Les économistes bourgeois ne veulent et ne peuvent p. 53analyser ce qui est caché sous l’apparence des phénomènes parce qu’ils ne veulent pas reconnaître que la valeur est créée par le travail, parce qu’ils veulent dissimuler les contradictions de la production marchande et du capitalisme. Les « théoriciens » réformistes se placent également au point de vue bourgeois, bien qu’ils se réclament du marxisme ; comme les économistes bourgeois, ils identifient la valeur avec le prix et expliquent la grandeur de la valeur par les conditions de l’échange. Ils essaient d’expliquer la valeur non par la production, mais par la circulation (par l’échange), en niant ainsi que la valeur est créée par le travail.
Cette théorie réformiste sert de base à une autre théorie suivant laquelle le socialisme n’a nul besoin d’exproprier les capitalistes. Il suffirait que l’État (bourgeois, bien entendu) soit maître des organes appelés à régler la circulation (cette théorie porte le nom de la « socialisation par la circulation »). Les réformistes falsifient ainsi la théorie marxiste de la valeur pour justifier théoriquement leur abandon du socialisme.
La théorie marxiste de la valeur n’est pas détachée des questions brûlantes de la lutte de classe. Quiconque prend position contre cette théorie, prend position contre le prolétariat ; quiconque s’en écarte sous tel ou tel prétexte ouvertement ou sous le couvert de phrases marxistes, abandonne à la fois le prolétariat et la science et se range du côté de la bourgeoisie.
La théorie de la valeur de Marx montre en premier lieu que le travail forme le contenu, la substance matérielle de la valeur. Il en découle que ce n’est pas la bourgeoisie, mais le prolétariat qui crée toutes les richesses de la société bourgeoise. En second lieu, cette théorie met en lumière le caractère réel des rapports sociaux de l’économie marchande. La théorie marxiste révèle le mystère de l’exploitation capitaliste voilée sous l’enveloppe des rapports d’échange entre les ouvriers et les capitalistes (l’ouvrier vend sa force de travail et achète au capitaliste ses moyens de consommation). En troisième lieu, cette théorie montre que la valeur est la loi du développement de l’économie marchande, que dans cette société l’homme n’est pas maître des produits de son travail, p. 54mais que, inversement, il est dominé par ces produits. Cette théorie montre qu’avec la suppression du capitalisme et de la production marchande en général disparaîtra aussi la loi de la valeur et que les hommes seront, en toute connaissance de cause, les maîtres de leurs rapports sociaux.

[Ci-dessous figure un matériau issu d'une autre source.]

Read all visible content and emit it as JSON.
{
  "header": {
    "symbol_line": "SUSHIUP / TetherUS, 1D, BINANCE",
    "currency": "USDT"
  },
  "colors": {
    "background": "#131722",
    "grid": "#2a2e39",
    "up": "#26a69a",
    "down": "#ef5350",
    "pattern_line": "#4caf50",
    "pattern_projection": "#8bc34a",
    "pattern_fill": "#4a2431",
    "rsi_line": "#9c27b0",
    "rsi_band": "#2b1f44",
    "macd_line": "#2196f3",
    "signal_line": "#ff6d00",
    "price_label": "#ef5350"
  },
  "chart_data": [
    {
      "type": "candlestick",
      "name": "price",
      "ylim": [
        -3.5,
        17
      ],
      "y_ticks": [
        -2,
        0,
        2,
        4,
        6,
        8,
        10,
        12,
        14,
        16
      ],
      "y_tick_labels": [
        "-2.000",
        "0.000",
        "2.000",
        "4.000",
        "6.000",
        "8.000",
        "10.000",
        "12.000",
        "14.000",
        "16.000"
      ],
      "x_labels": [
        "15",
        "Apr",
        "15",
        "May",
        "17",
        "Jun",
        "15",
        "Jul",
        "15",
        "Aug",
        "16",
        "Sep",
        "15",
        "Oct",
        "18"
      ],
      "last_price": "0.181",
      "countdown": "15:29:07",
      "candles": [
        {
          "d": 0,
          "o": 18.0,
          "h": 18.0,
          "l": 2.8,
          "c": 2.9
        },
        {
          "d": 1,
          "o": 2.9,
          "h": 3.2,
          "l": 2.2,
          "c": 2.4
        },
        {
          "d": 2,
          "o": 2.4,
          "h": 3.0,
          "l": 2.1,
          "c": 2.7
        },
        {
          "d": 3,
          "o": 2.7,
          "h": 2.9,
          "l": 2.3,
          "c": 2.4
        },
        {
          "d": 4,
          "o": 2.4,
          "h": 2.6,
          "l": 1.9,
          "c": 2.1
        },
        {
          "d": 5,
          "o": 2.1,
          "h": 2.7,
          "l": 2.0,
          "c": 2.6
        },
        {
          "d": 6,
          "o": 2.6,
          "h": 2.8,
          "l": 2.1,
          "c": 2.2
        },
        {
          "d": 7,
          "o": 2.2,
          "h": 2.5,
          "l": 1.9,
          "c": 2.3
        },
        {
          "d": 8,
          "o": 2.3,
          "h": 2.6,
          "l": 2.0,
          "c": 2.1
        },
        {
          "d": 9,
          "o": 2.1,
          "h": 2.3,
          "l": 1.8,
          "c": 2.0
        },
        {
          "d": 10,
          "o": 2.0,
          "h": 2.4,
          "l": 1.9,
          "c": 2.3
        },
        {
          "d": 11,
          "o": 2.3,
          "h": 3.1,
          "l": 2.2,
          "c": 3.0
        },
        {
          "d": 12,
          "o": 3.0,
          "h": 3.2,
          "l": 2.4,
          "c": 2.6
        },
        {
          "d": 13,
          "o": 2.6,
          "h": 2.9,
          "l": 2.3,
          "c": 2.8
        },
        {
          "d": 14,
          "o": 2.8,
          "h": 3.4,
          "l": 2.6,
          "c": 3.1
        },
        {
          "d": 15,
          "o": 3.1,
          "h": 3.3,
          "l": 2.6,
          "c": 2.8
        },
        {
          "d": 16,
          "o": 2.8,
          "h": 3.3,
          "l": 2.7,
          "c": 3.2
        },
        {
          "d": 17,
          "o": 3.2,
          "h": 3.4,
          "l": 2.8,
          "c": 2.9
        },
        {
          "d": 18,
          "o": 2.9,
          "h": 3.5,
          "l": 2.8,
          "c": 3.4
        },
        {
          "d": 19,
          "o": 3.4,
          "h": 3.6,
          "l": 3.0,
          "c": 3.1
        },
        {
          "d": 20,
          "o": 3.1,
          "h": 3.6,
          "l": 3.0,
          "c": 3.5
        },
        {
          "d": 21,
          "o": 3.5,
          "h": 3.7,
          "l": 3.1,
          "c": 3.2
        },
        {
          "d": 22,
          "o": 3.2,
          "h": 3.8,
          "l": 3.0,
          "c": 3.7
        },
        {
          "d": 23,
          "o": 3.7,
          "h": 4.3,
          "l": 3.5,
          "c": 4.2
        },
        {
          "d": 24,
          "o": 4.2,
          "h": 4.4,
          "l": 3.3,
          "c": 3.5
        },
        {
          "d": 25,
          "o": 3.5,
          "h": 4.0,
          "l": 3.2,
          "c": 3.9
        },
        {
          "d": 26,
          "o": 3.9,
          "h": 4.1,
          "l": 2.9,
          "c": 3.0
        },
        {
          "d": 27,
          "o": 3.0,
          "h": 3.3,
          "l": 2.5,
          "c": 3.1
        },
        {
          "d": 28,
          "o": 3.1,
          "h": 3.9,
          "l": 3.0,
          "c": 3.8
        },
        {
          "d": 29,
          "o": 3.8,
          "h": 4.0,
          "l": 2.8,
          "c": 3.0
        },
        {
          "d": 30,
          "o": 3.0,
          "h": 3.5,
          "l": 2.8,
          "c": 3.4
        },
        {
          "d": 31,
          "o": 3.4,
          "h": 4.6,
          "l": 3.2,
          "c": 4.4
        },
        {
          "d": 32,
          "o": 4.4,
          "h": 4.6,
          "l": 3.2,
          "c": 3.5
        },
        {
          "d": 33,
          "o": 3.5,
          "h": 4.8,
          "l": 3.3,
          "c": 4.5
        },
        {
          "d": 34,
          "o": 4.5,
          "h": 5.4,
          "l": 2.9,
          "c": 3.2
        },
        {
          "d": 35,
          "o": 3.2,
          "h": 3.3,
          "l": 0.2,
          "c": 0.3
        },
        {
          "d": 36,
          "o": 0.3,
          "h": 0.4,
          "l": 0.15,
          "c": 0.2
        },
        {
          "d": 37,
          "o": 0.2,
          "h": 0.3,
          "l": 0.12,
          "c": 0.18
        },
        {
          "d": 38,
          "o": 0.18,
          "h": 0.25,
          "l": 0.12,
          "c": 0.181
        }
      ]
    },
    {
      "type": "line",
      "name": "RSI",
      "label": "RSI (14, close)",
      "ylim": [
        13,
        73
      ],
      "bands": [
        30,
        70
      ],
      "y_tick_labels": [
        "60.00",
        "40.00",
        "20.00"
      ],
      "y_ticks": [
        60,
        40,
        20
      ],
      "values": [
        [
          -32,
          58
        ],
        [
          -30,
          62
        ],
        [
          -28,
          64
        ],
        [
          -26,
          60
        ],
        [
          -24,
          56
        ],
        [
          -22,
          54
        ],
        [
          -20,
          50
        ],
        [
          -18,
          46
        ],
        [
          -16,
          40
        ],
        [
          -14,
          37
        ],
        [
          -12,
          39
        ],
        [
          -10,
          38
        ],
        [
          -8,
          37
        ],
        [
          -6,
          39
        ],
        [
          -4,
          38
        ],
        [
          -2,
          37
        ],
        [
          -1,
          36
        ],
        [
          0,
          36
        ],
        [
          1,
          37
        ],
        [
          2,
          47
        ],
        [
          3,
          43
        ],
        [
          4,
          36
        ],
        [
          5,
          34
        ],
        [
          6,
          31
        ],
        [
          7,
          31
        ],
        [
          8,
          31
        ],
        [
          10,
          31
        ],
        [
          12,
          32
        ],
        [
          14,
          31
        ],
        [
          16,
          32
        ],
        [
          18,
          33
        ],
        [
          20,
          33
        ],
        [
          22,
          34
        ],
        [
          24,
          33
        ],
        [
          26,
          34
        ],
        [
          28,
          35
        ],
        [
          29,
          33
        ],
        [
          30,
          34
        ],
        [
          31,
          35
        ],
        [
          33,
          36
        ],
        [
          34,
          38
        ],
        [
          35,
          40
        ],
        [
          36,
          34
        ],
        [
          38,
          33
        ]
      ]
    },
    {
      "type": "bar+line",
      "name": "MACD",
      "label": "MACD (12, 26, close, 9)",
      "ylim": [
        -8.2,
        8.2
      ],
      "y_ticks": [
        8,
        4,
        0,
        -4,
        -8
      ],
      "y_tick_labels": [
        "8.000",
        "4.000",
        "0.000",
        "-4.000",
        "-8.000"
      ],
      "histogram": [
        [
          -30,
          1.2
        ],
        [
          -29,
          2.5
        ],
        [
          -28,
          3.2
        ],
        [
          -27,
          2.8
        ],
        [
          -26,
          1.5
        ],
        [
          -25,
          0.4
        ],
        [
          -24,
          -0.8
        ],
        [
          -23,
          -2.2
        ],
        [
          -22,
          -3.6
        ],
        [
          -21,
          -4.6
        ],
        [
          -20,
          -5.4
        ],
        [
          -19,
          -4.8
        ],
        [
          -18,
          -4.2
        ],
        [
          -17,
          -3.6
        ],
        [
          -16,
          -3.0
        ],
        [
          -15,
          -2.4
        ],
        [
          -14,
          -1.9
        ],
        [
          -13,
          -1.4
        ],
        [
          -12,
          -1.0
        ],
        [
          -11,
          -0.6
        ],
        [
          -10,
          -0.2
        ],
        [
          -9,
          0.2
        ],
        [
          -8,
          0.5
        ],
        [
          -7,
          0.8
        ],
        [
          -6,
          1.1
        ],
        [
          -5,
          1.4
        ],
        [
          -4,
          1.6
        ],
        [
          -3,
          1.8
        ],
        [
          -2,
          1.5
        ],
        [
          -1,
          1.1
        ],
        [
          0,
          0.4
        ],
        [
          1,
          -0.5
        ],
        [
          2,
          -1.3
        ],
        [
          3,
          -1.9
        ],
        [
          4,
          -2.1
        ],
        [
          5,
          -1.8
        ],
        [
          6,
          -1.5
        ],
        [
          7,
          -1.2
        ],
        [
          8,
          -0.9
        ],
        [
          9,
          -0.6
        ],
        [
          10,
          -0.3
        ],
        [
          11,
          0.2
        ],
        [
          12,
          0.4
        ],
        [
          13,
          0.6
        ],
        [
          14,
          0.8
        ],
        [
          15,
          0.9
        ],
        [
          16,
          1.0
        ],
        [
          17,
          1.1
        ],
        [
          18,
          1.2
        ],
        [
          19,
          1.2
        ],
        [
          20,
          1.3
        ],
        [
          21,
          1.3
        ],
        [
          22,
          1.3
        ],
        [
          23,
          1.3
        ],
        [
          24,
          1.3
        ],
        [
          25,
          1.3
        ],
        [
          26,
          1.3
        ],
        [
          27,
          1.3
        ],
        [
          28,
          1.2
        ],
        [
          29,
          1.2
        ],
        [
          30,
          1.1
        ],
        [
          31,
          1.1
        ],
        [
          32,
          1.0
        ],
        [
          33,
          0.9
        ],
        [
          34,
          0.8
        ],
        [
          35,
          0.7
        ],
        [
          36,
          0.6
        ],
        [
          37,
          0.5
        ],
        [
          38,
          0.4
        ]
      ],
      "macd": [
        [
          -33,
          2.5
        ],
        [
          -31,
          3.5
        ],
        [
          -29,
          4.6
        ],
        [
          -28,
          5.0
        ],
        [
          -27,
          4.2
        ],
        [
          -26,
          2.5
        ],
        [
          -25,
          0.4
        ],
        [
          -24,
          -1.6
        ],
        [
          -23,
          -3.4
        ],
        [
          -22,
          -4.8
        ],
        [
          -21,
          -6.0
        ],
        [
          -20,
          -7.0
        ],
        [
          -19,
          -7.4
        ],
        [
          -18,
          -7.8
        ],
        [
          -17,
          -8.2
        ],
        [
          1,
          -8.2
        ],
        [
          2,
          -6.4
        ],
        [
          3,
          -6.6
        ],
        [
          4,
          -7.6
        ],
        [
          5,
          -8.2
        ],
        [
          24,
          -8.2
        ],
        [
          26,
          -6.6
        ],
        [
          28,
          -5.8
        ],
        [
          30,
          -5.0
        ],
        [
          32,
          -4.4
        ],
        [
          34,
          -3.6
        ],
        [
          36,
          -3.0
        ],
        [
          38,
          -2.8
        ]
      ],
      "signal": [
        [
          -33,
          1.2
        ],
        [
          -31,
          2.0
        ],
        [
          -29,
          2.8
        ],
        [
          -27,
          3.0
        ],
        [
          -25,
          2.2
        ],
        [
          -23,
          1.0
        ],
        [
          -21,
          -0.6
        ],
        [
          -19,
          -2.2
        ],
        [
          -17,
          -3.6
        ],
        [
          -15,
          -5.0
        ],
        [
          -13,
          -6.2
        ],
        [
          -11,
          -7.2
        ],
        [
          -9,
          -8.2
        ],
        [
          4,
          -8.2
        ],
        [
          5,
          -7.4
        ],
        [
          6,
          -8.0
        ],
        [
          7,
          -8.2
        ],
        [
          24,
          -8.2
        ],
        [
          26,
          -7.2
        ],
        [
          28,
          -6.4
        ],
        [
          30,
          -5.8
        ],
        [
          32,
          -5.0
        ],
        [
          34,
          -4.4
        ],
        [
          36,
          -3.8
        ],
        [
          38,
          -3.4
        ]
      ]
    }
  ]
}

La théorie de la valeur de Marx comme toute sa doctrine économique est, d’après l’expression d’Engels, la critique socialiste de la société bourgeoise.
La doctrine de Marx et d’Engels que la production marchande engendre inévitablement le capitalisme fut approfondie et développée par Lénine à l’époque de sa lutte contre les populistes qui prétendaient que la Russie pourrait éviter le développement capitaliste, l’économie qui y dominait étant soi-disant communaliste. Se basant sur la doctrine de Marx, Lénine montra que la décomposition de l’économie paysanne communaliste était déjà avancée, que l’argent transformait l’économie naturelle en économie marchande et que le développement de cette dernière engendre les rapports capitalistes. Lénine revient à plusieurs reprises sur cette question. Au lendemain de la révolution d’Octobre et lors de la transition du communisme de guerre à la NEP, Lénine montra que, même dans les conditions de la dictature du prolétariat, la petite production engendre le capitalisme. La politique de l’État prolétarien doit entraver et limiter la croissance du capitalisme, engendré par la petite production marchande, et préparer en même temps les conditions du passage de la petite production à la grande production socialiste.
Plus tard, Staline a démontré que la lutte contre la collectivisation agricole ne pouvait que perpétuer la petite production marchande et, partant, le capitalisme.
… la petite production engendre le capitalisme et la bourgeoisie constamment, chaque jour, à chaque heure, d’une manière spontanée et dans de vastes proportions.